Implement long lived redis cache
Implement cache aside pattern
We want to extend the Entitlements to use a cache aside pattern on all read operations.
The concern is the max rate that Cosmos can be used is limited to 10000 RUs per logical partition (matches a real partition in OSDU). We know that with users having large amounts of groups assigned this could greatly limit how many can can concurrently read from Cosmos simultaneously (perhaps as low as 5 at the same time).
We need to make sure the cache hit rate is high and we use Cosmos as little as possible. The cache aside pattern will allow for this but we also need to configure it for our needs
Standard TTL
Suggestion: 10 minutes
One concern we have is that the operation to find all keys to expire based on a write operation could fail. Cosmos Graph does not support transactions so we have to do these 2 operations synchronously meaning the update operation succeed but the read fail.
In this case the Redis will be stale. We can set a TTL that will enable a high cache hit rate (60 seconds gave us >90%) but will also eventually refresh in case of this failure.
We should do the read operation before the write operation to mitigate against this.
Expire TTL
Suggestion: 1 second
Suggestion: Max 1 second jitter
When we expire a key based on a write operation normally it is set to immediately expire. However we have already proven that have a eventual consistency of 1 second does not affect the user experience as the initial cache just expired after 1 second.

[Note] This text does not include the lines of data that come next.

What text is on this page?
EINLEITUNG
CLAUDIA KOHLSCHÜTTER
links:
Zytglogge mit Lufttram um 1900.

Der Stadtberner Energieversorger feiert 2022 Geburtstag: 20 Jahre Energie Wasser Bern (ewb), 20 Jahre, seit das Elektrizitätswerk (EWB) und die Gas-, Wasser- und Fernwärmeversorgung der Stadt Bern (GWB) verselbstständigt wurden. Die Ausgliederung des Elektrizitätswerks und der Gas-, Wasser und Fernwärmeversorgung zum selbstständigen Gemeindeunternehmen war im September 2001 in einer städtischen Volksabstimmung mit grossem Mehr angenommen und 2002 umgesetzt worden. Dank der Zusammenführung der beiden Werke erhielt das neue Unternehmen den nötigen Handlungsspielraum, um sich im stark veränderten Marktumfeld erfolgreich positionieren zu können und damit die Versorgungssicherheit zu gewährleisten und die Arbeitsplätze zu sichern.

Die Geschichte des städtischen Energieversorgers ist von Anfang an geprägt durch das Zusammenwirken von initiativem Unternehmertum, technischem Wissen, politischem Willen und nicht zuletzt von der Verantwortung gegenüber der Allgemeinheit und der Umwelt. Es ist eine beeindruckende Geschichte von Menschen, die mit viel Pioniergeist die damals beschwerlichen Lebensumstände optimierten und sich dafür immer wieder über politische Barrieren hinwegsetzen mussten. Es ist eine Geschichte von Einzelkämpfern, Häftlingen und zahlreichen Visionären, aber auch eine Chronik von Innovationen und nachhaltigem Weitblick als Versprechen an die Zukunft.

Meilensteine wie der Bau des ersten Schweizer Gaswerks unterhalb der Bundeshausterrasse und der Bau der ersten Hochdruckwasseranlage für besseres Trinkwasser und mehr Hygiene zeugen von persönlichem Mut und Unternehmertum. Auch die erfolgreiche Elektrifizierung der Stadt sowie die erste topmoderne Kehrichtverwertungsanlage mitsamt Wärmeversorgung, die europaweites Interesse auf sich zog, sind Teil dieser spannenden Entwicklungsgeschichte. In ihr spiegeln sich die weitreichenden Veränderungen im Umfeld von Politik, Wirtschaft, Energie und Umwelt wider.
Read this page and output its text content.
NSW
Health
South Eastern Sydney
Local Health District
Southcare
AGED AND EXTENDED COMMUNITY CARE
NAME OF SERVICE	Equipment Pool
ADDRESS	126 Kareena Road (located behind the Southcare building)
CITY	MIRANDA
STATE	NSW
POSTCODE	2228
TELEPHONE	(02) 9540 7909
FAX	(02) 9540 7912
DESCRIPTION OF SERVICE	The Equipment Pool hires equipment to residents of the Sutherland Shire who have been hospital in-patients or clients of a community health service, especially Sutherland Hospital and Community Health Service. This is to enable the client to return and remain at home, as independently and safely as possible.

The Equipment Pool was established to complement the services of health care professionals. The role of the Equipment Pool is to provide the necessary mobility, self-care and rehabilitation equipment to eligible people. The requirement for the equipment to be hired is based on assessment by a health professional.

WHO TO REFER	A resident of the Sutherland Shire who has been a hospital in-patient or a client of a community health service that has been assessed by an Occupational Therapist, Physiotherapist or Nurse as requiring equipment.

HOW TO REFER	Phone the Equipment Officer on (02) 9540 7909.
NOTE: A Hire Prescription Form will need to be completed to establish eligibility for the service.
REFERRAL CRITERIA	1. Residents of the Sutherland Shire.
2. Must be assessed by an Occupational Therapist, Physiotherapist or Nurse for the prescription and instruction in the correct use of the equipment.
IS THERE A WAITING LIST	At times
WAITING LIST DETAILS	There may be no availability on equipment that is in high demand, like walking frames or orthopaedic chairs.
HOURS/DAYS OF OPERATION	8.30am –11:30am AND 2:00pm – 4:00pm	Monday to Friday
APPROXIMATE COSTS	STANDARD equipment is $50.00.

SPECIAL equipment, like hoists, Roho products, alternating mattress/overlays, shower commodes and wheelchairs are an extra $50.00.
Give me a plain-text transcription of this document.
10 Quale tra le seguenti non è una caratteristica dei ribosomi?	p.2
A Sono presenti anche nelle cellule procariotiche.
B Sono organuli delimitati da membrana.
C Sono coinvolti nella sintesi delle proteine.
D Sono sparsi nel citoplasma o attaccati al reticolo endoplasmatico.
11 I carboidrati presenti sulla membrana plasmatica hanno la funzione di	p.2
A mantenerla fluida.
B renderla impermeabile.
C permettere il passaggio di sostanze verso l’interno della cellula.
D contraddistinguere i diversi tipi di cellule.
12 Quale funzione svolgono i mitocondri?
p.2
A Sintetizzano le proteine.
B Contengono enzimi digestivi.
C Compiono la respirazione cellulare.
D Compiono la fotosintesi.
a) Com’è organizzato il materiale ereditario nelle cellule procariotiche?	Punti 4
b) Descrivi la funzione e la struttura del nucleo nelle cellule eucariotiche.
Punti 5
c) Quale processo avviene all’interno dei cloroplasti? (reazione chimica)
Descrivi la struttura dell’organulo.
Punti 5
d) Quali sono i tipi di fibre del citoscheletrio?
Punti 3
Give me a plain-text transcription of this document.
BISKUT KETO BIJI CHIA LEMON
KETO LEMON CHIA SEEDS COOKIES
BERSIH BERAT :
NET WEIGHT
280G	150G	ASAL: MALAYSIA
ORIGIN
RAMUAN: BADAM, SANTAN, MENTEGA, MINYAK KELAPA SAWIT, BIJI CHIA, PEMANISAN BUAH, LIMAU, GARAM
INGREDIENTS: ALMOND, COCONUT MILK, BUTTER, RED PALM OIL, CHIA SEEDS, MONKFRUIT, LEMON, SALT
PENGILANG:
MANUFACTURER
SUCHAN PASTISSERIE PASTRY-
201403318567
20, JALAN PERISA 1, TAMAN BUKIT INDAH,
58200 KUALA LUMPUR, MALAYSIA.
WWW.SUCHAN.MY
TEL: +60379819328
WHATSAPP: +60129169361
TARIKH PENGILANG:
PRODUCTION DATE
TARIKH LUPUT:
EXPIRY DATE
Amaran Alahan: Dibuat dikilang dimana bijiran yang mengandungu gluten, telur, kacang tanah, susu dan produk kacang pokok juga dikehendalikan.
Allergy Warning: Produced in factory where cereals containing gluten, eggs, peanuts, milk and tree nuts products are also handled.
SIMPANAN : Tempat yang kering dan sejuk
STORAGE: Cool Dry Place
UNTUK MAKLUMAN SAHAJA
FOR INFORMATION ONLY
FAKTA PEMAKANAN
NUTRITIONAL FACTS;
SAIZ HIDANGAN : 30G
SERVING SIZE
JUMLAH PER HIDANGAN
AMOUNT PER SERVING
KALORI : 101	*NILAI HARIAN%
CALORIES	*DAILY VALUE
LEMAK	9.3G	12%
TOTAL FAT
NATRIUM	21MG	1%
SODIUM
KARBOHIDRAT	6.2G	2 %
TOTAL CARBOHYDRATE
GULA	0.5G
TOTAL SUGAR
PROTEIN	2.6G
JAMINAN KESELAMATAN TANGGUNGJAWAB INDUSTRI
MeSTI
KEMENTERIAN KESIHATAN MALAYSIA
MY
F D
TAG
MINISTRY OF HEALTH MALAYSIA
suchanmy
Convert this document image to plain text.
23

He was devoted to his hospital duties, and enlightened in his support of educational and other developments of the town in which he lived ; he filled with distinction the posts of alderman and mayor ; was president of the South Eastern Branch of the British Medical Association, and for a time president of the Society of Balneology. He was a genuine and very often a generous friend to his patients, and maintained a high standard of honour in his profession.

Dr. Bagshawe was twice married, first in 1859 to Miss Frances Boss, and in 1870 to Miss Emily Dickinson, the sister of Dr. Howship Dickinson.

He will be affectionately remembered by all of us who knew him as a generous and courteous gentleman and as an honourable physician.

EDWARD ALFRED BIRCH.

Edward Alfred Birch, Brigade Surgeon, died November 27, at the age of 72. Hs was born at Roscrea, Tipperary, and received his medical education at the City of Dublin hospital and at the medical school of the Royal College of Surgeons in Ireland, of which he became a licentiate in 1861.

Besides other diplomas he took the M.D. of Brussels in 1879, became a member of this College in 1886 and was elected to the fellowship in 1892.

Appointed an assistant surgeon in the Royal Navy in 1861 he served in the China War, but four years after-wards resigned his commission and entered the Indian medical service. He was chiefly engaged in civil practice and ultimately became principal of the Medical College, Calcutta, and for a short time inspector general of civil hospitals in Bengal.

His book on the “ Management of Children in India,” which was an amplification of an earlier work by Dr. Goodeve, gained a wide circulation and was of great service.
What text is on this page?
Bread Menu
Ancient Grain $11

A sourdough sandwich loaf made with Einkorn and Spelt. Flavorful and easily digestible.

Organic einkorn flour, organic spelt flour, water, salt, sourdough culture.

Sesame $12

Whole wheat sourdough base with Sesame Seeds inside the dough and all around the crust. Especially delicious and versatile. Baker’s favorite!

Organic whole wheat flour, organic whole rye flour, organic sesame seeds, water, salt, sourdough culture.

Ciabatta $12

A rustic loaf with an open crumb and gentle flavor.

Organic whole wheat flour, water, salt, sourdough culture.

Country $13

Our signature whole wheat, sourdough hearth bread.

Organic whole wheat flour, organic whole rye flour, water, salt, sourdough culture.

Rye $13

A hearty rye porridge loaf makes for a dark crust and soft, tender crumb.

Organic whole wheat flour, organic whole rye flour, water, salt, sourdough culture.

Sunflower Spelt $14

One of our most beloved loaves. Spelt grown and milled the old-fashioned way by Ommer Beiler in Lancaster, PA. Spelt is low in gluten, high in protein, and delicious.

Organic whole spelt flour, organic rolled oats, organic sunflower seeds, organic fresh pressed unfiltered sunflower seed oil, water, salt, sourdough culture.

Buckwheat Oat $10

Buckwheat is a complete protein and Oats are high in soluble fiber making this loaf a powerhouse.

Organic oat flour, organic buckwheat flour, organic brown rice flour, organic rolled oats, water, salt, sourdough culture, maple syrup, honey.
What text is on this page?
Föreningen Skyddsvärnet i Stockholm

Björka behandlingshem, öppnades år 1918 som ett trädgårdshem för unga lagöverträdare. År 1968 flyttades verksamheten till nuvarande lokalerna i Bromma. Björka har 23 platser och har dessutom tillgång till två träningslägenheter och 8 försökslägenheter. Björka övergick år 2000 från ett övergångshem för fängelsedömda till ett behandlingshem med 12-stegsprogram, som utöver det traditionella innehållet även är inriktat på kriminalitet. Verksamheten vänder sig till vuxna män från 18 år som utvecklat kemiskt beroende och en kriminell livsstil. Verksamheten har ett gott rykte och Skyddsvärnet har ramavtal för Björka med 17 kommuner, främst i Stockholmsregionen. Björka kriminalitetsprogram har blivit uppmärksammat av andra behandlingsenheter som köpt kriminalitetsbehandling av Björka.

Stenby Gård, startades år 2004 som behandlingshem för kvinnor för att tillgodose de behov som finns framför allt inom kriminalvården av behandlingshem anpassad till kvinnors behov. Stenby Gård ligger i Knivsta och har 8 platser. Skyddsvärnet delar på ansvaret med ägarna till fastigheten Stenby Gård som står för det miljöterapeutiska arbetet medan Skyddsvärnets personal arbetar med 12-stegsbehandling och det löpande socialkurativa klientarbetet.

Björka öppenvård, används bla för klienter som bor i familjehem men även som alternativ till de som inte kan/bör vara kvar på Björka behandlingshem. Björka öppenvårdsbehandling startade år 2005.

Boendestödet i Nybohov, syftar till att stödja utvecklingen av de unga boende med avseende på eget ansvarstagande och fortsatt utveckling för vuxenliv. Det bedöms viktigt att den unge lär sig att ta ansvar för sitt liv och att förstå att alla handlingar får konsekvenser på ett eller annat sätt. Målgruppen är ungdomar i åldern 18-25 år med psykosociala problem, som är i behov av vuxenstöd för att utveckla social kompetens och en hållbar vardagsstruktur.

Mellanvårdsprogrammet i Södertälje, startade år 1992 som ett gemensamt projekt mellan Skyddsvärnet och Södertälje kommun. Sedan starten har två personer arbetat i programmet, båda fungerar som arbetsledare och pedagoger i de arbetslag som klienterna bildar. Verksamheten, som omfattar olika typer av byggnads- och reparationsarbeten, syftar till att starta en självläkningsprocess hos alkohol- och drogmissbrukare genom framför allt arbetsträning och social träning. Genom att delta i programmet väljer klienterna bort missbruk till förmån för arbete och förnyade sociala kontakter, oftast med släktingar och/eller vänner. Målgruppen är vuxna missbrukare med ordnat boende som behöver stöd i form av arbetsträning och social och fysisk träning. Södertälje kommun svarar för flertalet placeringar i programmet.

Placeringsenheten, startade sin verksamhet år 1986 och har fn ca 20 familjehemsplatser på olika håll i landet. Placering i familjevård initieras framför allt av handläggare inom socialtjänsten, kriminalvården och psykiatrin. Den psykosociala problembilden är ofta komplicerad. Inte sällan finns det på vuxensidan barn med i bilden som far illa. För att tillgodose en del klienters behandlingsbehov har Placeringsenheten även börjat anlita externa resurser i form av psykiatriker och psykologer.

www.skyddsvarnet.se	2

We can therefore exploit this by setting the expiration to 1 second after a write operation and this will batch concurrent write operations in that time meaning we don't thrash refreshing the cache as often during periods of concurrent writes.
If the TTL on a key has been changed from the default value by a different concurrent write operation it should not be reset and should expire after the 1 second of the first update.
We also have a configurable max jitter which we add onto the expire time to help spread out when keys are refreshed.
Mitigations
Entitlements is the core service in OSDU. every service depends on it. If list groups is not functioning nothing in the system is.
There is potential under load the system could still return high error rates due to Cosmos being overwhelmed. We could make the TTL configurable per partition (via partition service).
For instance if we set the default value to 10 minutes and 1 second, in case of high errors from Entitlements a mitigation could be to increase the TTL to higher values e.g. 60 minutes, 15 seconds.
Although this means eventual consistency is higher the vast majority of the system will behave correctly.
This means these need to be configurable values we can set per partition in the partition service to allow for dynamic configuration. We should have base default values in the service which the partition info can override.
The values for the TTL can be discussed and tested over time.